Once the teleportation process is over, the characters are shown standing in a forest surrounded by monsters and monster houses. Pressing button 1 causes the players’ character to fire a weapon they are currently using and pressing button 2 causes the character to jump. The characters can also be controlled in any of eight directions by pushing the joystick in the desired direction to make them walk. When a player has shot a monster, it will fall back and change colour and then dissolve into the air. Points are awarded for the monsters shot and the amounts vary depending upon the type killed. Some monsters need to be shot several times to be killed and each has their own unique animation for dying. Monsters will continue to emerge from their houses during the game, but a player can also destroy these houses to reduce the number of enemies and obstructions.

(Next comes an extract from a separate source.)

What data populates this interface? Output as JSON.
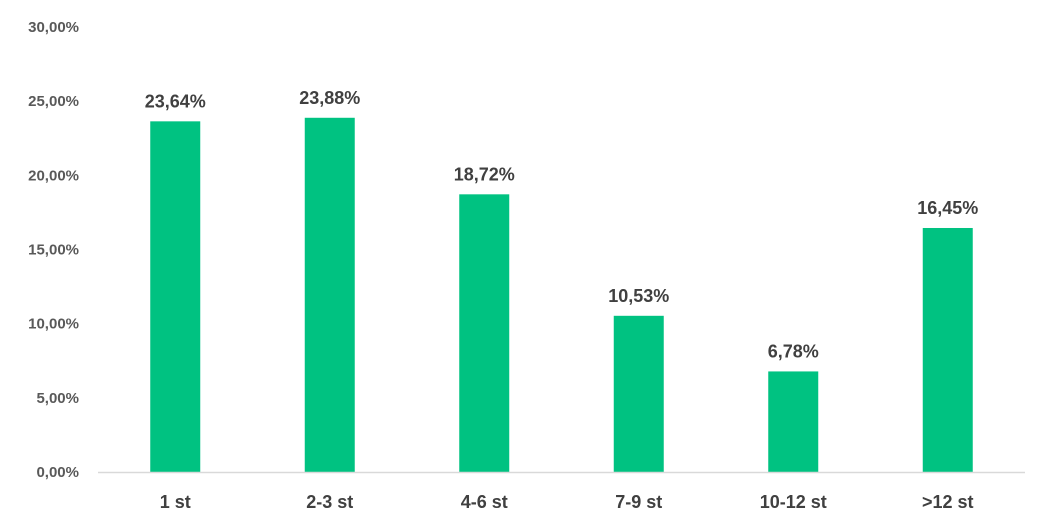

At the bottom of the play area an energy bar is shown for each players’ character that gradually depletes whenever the player touches a monster or is hit by an enemy weapon. When the energy bar reaches zero, the player looses one of the three lives s/he started the game with and the game continues for a player until all three of their lives have expired. Below the energy bar is a power-up’s table, (similar to that of another Konami game, Nemesis), with the following options: speed, dynamite, machine, fire, bazooka, laser, shotgun and “?”. Power-ups can be obtained for a players’ character by collecting colourful balls mounted in a gold setting that are sometimes left on the ground after a monster has been killed. As each ball is collected, a different option becomes available from the table and the current option available is highlighted by a different text colour. To select a highlighted option, the player must press either player button 1 or 2, (depending upon which player they are) and their character will obtain the power-up. On each level there is an exit that looks like a door leading underground with a keyhole in it. A key must be found within the level and when the door opens some stairs are displayed leading down to the next level, which is another similarity to Atari’s Gauntlet.



The graphics of Devil World are above average for a game produced in 1987. The backgrounds are well drawn and detailed and the characters are nicely designed and large enough to recognise and enjoy controlling. The enemies in Devil World are varied forms of monsters and some are quite interesting such as a mud-man who carries a large blade and a tree that grabs players characters that stand idle in certain places for too long. The characters animations are sufficient to convey their actions and add a sense of realism to the game play.




A little tune plays upon depositing a coin, which is arguably a subtle psychological reward for the player inserting a coin. The sound effects in Devil World are all digitised and are quite pleasing to hear. Digitised speech is also used to tell players about certain things. Sound has been creatively used to evoke some emotion from the player, such as fear or anticipation in hearing the loud pounding footfalls of a mud monster. Music is used in parts of the game and when present it is appropriate for the action displayed.